I guess we’re in the E3 season, but we can’t really call it that anymore since E3 is all but dead at this point.


So the new game announcement season? I don’t know what to call it but someone with much more creativity than me will figure it out. And it’ll be simple as hell and staring us in the face the entire time. Whatever it’ll be called, we just got our first taste of it with Sony’s PlayStation Showcase.


It was…okay. I mean, they showed off a lot of new games but how many of those are going to be selling PS5’s? Very few of them we saw were exclusives to the system and even some of them coming from first party studios were also getting PC releases (mostly the live service games we saw). Other than that it was a lot of multiplatform games and Spider-Man. And Spidey didn’t feel like it was moving the needle into killer app territory.


Sony does seem to be putting in a lot of work into the live service game category. Now, I know those will have a PC release as well as a console release and may even get multiplatform releases on the Switch and Xbox, but this wasn’t a move I was expecting from Sony. There were, at the very least, 3 different live service game announcements all from Sony, two or more maybe from first party studios. And I’m not including Destiny in that mix. It remains to be seen how they’ll market those. Free to play? Subscription service? Will we see some sort of Sony storefront on PC or maybe a PC PlayStation Plus, perhaps?

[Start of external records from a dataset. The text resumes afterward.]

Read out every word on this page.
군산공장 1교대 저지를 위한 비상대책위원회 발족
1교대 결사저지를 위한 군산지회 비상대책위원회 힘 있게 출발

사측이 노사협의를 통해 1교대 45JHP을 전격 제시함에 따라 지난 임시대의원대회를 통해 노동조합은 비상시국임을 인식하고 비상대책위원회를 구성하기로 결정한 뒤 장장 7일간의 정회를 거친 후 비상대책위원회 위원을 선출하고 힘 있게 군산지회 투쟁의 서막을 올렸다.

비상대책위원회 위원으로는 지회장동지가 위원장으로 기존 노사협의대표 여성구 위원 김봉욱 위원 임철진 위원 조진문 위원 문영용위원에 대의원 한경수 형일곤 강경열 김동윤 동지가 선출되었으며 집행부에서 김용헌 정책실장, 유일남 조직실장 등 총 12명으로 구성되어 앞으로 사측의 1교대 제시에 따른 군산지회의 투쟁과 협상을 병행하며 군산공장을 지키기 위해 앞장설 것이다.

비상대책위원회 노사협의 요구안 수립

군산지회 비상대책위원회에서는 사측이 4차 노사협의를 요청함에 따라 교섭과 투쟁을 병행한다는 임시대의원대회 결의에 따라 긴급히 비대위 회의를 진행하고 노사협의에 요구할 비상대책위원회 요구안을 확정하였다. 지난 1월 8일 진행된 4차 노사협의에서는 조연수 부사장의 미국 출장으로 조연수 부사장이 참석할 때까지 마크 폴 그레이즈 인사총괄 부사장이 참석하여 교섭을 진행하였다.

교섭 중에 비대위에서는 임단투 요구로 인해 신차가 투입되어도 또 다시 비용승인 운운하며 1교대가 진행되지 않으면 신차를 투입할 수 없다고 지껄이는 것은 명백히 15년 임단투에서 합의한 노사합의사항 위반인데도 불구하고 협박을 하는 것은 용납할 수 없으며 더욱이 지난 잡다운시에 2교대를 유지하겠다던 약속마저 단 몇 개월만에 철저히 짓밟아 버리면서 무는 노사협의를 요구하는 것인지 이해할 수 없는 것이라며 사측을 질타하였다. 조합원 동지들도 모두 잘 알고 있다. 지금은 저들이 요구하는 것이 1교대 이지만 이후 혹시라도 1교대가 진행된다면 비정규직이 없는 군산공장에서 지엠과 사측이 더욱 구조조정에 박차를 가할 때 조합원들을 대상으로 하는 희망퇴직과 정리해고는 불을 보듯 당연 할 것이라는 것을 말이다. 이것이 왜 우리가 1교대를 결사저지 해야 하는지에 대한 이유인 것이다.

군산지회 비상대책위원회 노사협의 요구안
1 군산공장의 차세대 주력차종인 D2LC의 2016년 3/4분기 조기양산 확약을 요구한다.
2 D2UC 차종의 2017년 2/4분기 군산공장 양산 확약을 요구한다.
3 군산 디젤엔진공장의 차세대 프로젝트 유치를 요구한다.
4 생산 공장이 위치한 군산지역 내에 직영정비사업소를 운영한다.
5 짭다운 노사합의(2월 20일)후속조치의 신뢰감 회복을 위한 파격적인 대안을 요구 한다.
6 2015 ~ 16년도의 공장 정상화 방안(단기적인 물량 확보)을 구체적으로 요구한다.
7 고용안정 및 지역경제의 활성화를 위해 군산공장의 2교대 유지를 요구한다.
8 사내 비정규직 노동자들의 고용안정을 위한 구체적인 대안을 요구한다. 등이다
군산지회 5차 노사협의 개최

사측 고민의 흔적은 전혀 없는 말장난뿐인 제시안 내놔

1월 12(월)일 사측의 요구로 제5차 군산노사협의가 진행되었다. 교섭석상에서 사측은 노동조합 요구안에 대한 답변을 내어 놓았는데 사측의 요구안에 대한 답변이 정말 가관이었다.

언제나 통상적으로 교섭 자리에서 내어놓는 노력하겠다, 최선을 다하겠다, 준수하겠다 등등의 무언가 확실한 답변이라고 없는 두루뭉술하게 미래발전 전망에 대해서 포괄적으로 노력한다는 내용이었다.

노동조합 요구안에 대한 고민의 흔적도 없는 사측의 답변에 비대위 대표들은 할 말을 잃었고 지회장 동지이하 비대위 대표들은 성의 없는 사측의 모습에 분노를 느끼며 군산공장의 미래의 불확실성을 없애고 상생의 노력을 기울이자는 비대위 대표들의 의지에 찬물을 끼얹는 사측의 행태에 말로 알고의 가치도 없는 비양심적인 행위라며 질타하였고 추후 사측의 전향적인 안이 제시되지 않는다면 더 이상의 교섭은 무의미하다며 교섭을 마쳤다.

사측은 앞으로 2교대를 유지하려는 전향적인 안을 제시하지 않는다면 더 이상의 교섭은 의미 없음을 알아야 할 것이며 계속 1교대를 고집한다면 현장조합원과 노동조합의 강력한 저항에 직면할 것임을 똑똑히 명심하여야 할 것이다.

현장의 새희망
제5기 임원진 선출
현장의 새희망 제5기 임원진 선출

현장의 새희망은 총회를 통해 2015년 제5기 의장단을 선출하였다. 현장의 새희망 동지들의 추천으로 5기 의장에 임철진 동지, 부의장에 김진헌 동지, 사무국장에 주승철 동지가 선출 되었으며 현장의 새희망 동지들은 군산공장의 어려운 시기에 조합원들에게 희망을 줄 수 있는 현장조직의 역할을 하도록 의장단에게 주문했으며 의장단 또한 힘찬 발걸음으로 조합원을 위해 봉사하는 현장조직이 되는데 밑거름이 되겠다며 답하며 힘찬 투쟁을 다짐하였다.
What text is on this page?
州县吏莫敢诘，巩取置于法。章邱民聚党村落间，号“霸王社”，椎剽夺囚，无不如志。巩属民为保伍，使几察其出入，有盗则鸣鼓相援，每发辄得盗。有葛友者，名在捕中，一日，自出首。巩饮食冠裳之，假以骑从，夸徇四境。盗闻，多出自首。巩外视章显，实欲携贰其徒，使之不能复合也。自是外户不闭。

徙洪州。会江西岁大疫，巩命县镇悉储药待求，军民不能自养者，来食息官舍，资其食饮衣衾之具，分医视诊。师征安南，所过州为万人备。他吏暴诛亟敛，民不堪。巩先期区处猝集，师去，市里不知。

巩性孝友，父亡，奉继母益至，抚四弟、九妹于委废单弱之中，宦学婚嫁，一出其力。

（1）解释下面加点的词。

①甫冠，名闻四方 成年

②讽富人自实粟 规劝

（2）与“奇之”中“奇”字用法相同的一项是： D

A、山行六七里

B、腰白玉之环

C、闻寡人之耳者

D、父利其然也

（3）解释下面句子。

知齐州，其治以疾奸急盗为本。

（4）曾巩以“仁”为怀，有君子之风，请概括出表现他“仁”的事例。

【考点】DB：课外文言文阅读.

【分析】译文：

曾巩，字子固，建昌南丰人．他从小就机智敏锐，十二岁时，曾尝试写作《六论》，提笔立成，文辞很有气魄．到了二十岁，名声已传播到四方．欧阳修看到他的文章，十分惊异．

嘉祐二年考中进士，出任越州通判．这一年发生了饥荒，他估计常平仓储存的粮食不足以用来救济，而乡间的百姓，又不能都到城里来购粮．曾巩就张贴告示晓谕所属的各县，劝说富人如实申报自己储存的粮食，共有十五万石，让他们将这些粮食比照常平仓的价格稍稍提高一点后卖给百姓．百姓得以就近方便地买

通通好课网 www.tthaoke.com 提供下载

We’ll find out in time, of course, but all in all, it was kind of a weak showing from Sony. Because while there were a lot of games, it was hardly a handful that Sony could claim as their own and point to for a reason to buy their system. Not that I’ve got much faith in Microsoft either, but that’s coming in the next few days and, well, they’ve got Starfield so…yeah.


None of them, however, have Splinter Cell because it has been 3,562 days since a new Splinter Cell game (non-animated series or guest spot in another game franchise, remake, BBC radio drama, or VR exclusive) was released.